Non portarlo dagli altri.

"Che cosa?" Alecto corrugò la fronte e guardò in avanti, come aspettandosi di trovare qualcuno accanto a sé. Aveva sentito una voce, l'aveva sentita chiaramente. Drem gorgogliò in tono roco molto più in basso, intorno alle sue caviglie.

Non portarlo dagli altri ripeté la voce dal timbro maschile, Sento che non è una buona cosa.

Con gli occhi divenuti improvvisamente grandi come due palline da golf, Alecto abbassò lo sguardo sul draghetto, che la stava guardando in modo molto palese.

"Hai... hai appena parlato?" sussurrò lei, con evidente incredulità. La piccola creatura sbuffò con delicatezza dal naso qualche rivolo di fumo.

Posso parlare nella tua testa e sentire cosa c'è dentro, le venne risposto. Non portarlo dagli altri.

"Non portarlo dagli altri? Che- che vuol dire? Perché?"

È male. Non va bene. Drem zampettò un poco avanti a lei, sbatacchiando le ali.

"Come è male? Spiegami, non capisco!" protestò la ragazza, cercando di mantenere un tono di voce discreto; con apprensione lanciò un'occhiata avanti a sé, controllando che Charles ed Hester non l'avessero sentita.

Non va bene, si limitò a ripetere il drago, iniziando subito dopo a giocare con un sasso di discrete dimensioni. Alecto restò a guardarlo con aria interdetta, senza smettere di camminare. Provò diverse volte ad estorcergli qualche altra informazione, ma Drem sembrava aver chiuso definitivamente i canali di comunicazione. Non le prestò più attenzione. Più frustrata di quanto fosse mai stata in tutta la sua ancora breve vita, slegò i capelli per rifare la coda alta; in certi momenti li tirò così forte da arrivare ad insultarsi da sola, ma era talmente agitata da non riuscire nemmeno a controllarsi.

Che diavolo doveva fare?!

Mentre gli occhi dal caratteristico celeste pallido scivolavano distrattamente tra le macchine ed i detriti che ingombravano la strada, sfortunatamente lo sguardo le si posò su qualcosa che avrebbe preferito non vedere mai più in vita sua. Poco lontano, al di sotto di un'auto rossa chiaramente andata a fuoco, fuoriusciva un piccolo piede calzato da una scarpetta rosa confetto; stava scompostamente poggiato sull'asfalto, la vernice lucida solcata da graffi in diversi punti e le calze bianche macchiate da fuliggine scura. Alecto rallentò i suoi passi fino a fermarsi del tutto, il mondo intorno a lei divenuto improvvisamente silenzioso come una tomba.
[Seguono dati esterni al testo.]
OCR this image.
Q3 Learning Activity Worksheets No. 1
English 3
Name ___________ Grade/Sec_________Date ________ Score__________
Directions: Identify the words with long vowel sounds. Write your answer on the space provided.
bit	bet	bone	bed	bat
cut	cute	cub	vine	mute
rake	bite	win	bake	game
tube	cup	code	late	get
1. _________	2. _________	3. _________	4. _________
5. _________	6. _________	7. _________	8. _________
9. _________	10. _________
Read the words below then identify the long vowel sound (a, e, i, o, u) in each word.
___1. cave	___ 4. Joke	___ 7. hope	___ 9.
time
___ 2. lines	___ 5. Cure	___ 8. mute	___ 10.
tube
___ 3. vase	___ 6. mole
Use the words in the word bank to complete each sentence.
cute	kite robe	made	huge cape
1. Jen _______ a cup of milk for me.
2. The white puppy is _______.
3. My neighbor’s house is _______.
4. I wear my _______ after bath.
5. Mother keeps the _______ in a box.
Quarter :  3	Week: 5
Con gli occhi ancora incollati sulla scarpetta di quella che doveva essere stata una bambina, le sembrò di rivedere Hanna Dixon stesa a terra, in un ricordo vividissimo di qualcosa che era successo quando ancora andava alle elementari.


Era un giorno assolato e per questo le maestre avevano loro concesso di stare in cortile più del solito; Alecto indossava un bel vestito azzurro ed i capelli biondissimi creavano un'aureola tale intorno alla sua testa da farla sembrare un piccolo angelo. Le sue ginocchia erano sporche di terra, ma a lei non interessava, perché quando si è piccoli si ha il dovere si essere ricoperti di terra ed erba dalla testa ai piedi. Richard era proprio accanto a lei e stava finendo di scavare la buca dove avrebbero sepolto la lucertola morta trovata in mezzo all'erba; Alecto staccò la coda all'animale completamente inerme e la osservò da vicino con una curiosità quasi scientifica.
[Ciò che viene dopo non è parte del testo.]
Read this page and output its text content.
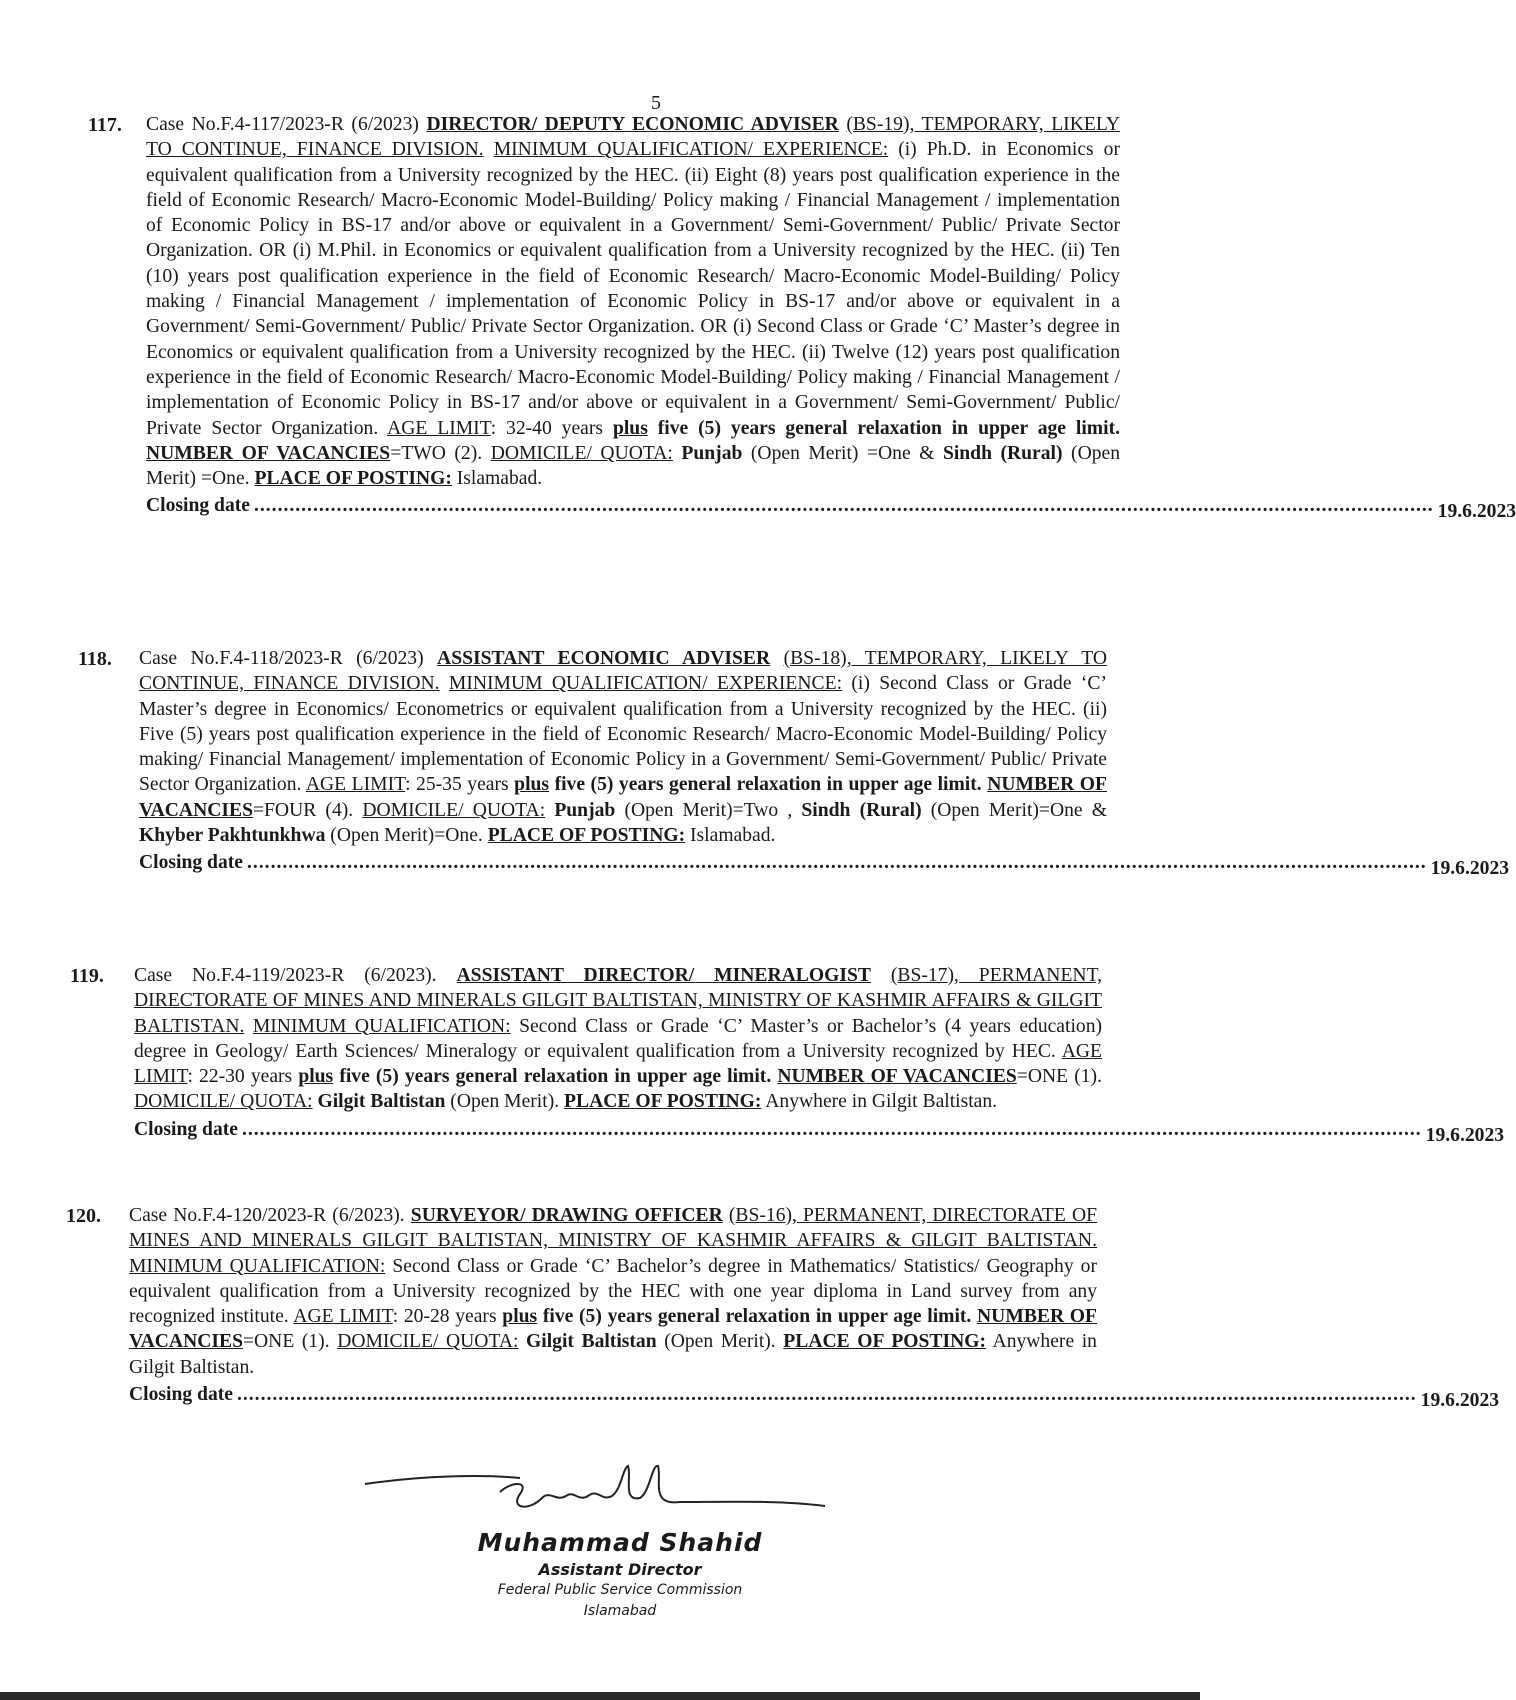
5
117. Case No.F.4-117/2023-R (6/2023) DIRECTOR/ DEPUTY ECONOMIC ADVISER (BS-19), TEMPORARY, LIKELY TO CONTINUE, FINANCE DIVISION. MINIMUM QUALIFICATION/ EXPERIENCE: (i) Ph.D. in Economics or equivalent qualification from a University recognized by the HEC. (ii) Eight (8) years post qualification experience in the field of Economic Research/ Macro-Economic Model-Building/ Policy making / Financial Management / implementation of Economic Policy in BS-17 and/or above or equivalent in a Government/ Semi-Government/ Public/ Private Sector Organization. OR (i) M.Phil. in Economics or equivalent qualification from a University recognized by the HEC. (ii) Ten (10) years post qualification experience in the field of Economic Research/ Macro-Economic Model-Building/ Policy making / Financial Management / implementation of Economic Policy in BS-17 and/or above or equivalent in a Government/ Semi-Government/ Public/ Private Sector Organization. OR (i) Second Class or Grade ‘C’ Master’s degree in Economics or equivalent qualification from a University recognized by the HEC. (ii) Twelve (12) years post qualification experience in the field of Economic Research/ Macro-Economic Model-Building/ Policy making / Financial Management / implementation of Economic Policy in BS-17 and/or above or equivalent in a Government/ Semi-Government/ Public/ Private Sector Organization. AGE LIMIT: 32-40 years plus five (5) years general relaxation in upper age limit. NUMBER OF VACANCIES=TWO (2). DOMICILE/ QUOTA: Punjab (Open Merit) =One & Sindh (Rural) (Open Merit) =One. PLACE OF POSTING: Islamabad.
Closing date ........................................................................................................................................................................................................ 19.6.2023
118. Case No.F.4-118/2023-R (6/2023) ASSISTANT ECONOMIC ADVISER (BS-18), TEMPORARY, LIKELY TO CONTINUE, FINANCE DIVISION. MINIMUM QUALIFICATION/ EXPERIENCE: (i) Second Class or Grade ‘C’ Master’s degree in Economics/ Econometrics or equivalent qualification from a University recognized by the HEC. (ii) Five (5) years post qualification experience in the field of Economic Research/ Macro-Economic Model-Building/ Policy making/ Financial Management/ implementation of Economic Policy in a Government/ Semi-Government/ Public/ Private Sector Organization. AGE LIMIT: 25-35 years plus five (5) years general relaxation in upper age limit. NUMBER OF VACANCIES=FOUR (4). DOMICILE/ QUOTA: Punjab (Open Merit)=Two , Sindh (Rural) (Open Merit)=One & Khyber Pakhtunkhwa (Open Merit)=One. PLACE OF POSTING: Islamabad.
Closing date ........................................................................................................................................................................................................ 19.6.2023
119. Case No.F.4-119/2023-R (6/2023). ASSISTANT DIRECTOR/ MINERALOGIST (BS-17), PERMANENT, DIRECTORATE OF MINES AND MINERALS GILGIT BALTISTAN, MINISTRY OF KASHMIR AFFAIRS & GILGIT BALTISTAN. MINIMUM QUALIFICATION: Second Class or Grade ‘C’ Master’s or Bachelor’s (4 years education) degree in Geology/ Earth Sciences/ Mineralogy or equivalent qualification from a University recognized by HEC. AGE LIMIT: 22-30 years plus five (5) years general relaxation in upper age limit. NUMBER OF VACANCIES=ONE (1). DOMICILE/ QUOTA: Gilgit Baltistan (Open Merit). PLACE OF POSTING: Anywhere in Gilgit Baltistan.
Closing date ........................................................................................................................................................................................................ 19.6.2023
120. Case No.F.4-120/2023-R (6/2023). SURVEYOR/ DRAWING OFFICER (BS-16), PERMANENT, DIRECTORATE OF MINES AND MINERALS GILGIT BALTISTAN, MINISTRY OF KASHMIR AFFAIRS & GILGIT BALTISTAN. MINIMUM QUALIFICATION: Second Class or Grade ‘C’ Bachelor’s degree in Mathematics/ Statistics/ Geography or equivalent qualification from a University recognized by the HEC with one year diploma in Land survey from any recognized institute. AGE LIMIT: 20-28 years plus five (5) years general relaxation in upper age limit. NUMBER OF VACANCIES=ONE (1). DOMICILE/ QUOTA: Gilgit Baltistan (Open Merit). PLACE OF POSTING: Anywhere in Gilgit Baltistan.
Closing date ........................................................................................................................................................................................................ 19.6.2023
Muhammad Shahid
Assistant Director
Federal Public Service Commission
Islamabad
"Vuoi mettere anche quella nella buca?" le chiese il bambino, che sin dal primo giorno aveva mostrato nei suoi confronti una simpatia davvero genuina. Alecto lo guardò e scosse vigorosamente la testa, mettendosi la coda nella tasca del vestito. "La voglio far vedere alla mamma" rispose quasi con orgoglio, inginocchiandosi accanto a lui, pelle nuda contro la terra. Se Alecto avesse dovuto dire chi fosse il suo migliore amico, sicuramente avrebbe detto Richard, poiché trascorreva con lui tutto il tempo in cui era costretta a stare a scuola.

"Sì, già me la immagino la faccia di tua madre" esclamò il bambino, gettandosi immediatamente nell'imitazione di una faccia agonizzante ed urlante; Alecto rise e gli diede una leggera spinta, facendogli penzolare la lucertola morta davanti al naso.

"Forse dovrei portarle questa?" domandò, stendendo le labbra in un sorriso un po' monello.

Stavano per commemorare finalmente la fu vita del piccolo rettile quando Hanna Dixon si avvicinò alla loro buca con un'aria un po' smorfiosa; nel momento in cui i suoi occhi castani videro il corpicino della lucertola, fece una chiara esclamazione di disgusto.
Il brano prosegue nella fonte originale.